6.1 kalenderjaar 2019
STAP 1: jaarloon samenstellen (uitsluiting exceptionele vergoedingen)
(feb. : indexering; mei: loonsverhoging en juli: 2 weken onbetaald verlof)
J | F | M | A | M | J | J | A | S | O | N | D | TOT. | |
brutoloon | 2000 | 2040 | 2040 | 2040 | 2350 | 2350 | 1175 | 2350 | 2350 | 2350 | 2350 | 2350 | 25.745 |
overloon | 160 | 200 | 360 | ||||||||||
ploegen- premie | 100 | 100 | 100 | 100 | 100 | 100 | 100 | 100 | 100 | 100 | 100 | 100 | 1.200 |
dubbel VG | 1969 | ||||||||||||
13e maand | 2450 | ||||||||||||
bonus | 3000 | ||||||||||||
27.305 |
STAP 2: gemiddeld maandloon berekenen
Het (gezuiverd) jaarloon betaald of toegekend gedurende het belasbaar tijdperk waarvoor de provisie wordt berekend omzetten naar een gemiddeld maandloon : 27.305 / 12 (aantal maanden van belastbaar tijdperk) = 2.275,42
STAP 3 : wettelijke beperking maandloon
100% van eerste schijf van 1.500 | 1.500,00 |
30% van 1.500 tot 2.600 | 232,63 |
0% boven 2.600 | / |
TOTAAL | 1.732,63 |
STAP 4 : provisie berekenen (= 3 weken loon)

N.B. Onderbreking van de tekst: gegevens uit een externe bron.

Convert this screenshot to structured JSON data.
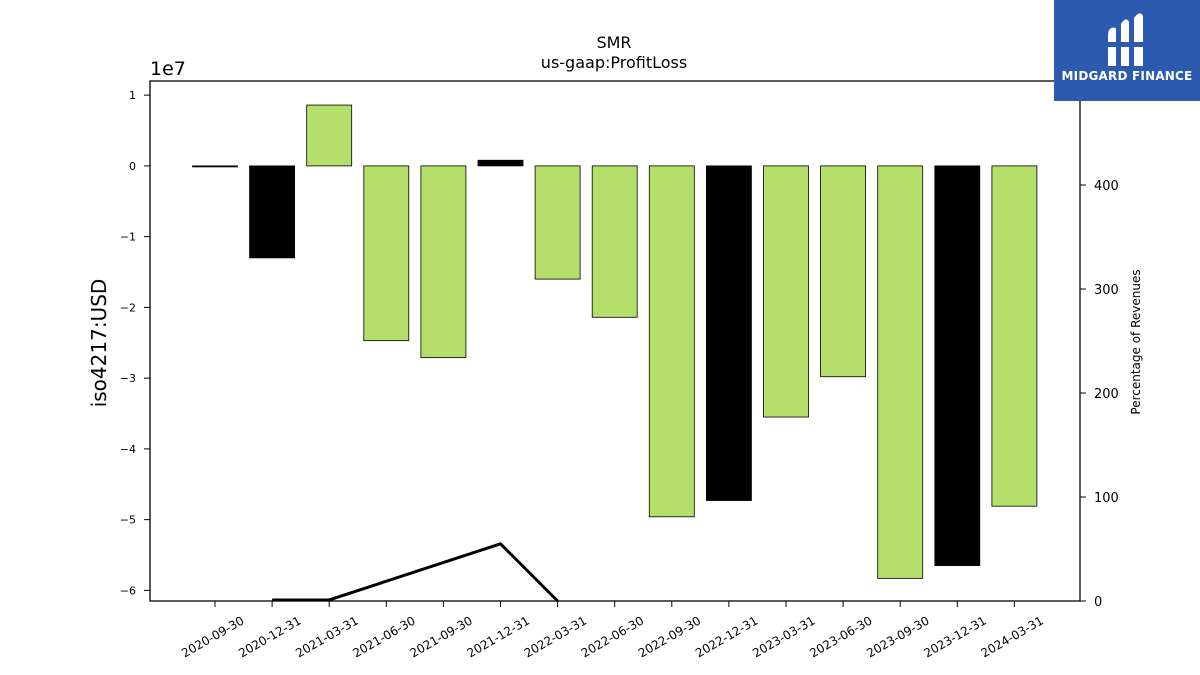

1.732,63 x 3 / 13 (omzetting naar weekloon) = 399,84 (weekloon) x 3 weken (provisie) = 1.199,50
STAP 5 : spreiding
De voorziening voor de ontslagkost spreiden over 5 jaar : 1.199,50 / 5 = 239,90 per belastbaar tijdperk (zie tabel 6.3 )
6.2 kalenderjaar 2020
STAP 1: jaarloon samenstellen (uitsluiting exceptionele vergoedingen)
De werknemer neemt 4 maanden halftijds ouderschapsverlof
J | F | M | A | M | J | J | A | S | O | N | D | TOT. | |
brutoloon | 2350 | 2350 | 1175 | 1175 | 1175 | 1175 | 2350 | 2350 | 2350 | 2350 | 2350 | 2350 | 23.500 |
VAA internet | 5 | 5 | 5 | 5 | 5 | 5 | 5 | 5 | 5 | 5 | 5 | 5 | 60 |
ploegen- premie | 100 | 100 | 100 | 100 | 100 | 100 | 100 | 100 | 100 | 100 | 100 | 100 | 1.200 |
dubbel VG | 1881 | ||||||||||||
13e maand | 2450 | ||||||||||||
anc. premie | 1500 | ||||||||||||
24.760 |
STAP 2: gemiddeld maandloon berekenen
Het (gezuiverd) jaarloon betaald of toegekend gedurende het belasbaar tijdperk waarvoor de provisie wordt berekend omzetten naar een gemiddeld maandloon : 24.760 / 12 (aantal maanden van belastbaar tijdperk) = 2.063,33
STAP 3 : wettelijke beperking maandloon
100% van eerste schijf van 1.500 | 1.500,00 |
30% van 1.500 tot 2.600 | 169,00 |
0% boven 2.600 | / |
TOTAAL | 1.669,00 |
STAP 4 : provisie berekenen (= 3 weken loon)
1.669,00 x 3 / 13 (omzetting naar weekloon) = 385,15 (weekloon) x 3 weken (provisie) = 1.155,46
STAP 5 : spreiding
De voorziening voor de ontslagkost spreiden over 5 jaar : 1.155,46 / 5 = 231,09 per belastbaar tijdperk (zie tabel 6.3 )
3. Spreidingstabel voor één werknemer
Spreidingstabel voor één werknemer
belastbaar tijdperk | |||||||
2019 | 2020 | 2021 | 2022 | 2023 | 2024 | 2025 | |
provisie 2019 | 239,90 | 239,90 | 239,90 | 239,90 | 239,90 | ||
provisie 2020 | 231,09 | 231,09 | 231,09 | 231,09 | 231,09 | ||
…. | … | ||||||
totale aftrekbare provisie | 239,90 | 470,99 | … |
Stel dat deze werknemer uit dienst gaat in de loop van 2021. Er is voor deze werknemer geen aftrek meer mogelijk voor het belastbaar tijdperk 2021. De genoten vrijstelling voor deze werknemer gedurende de voorbije jaren (= 710,89 EUR) moet worden toegevoegd aan de belastbare basis voor het belastbaar tijdperk 2021 bij de werkgever.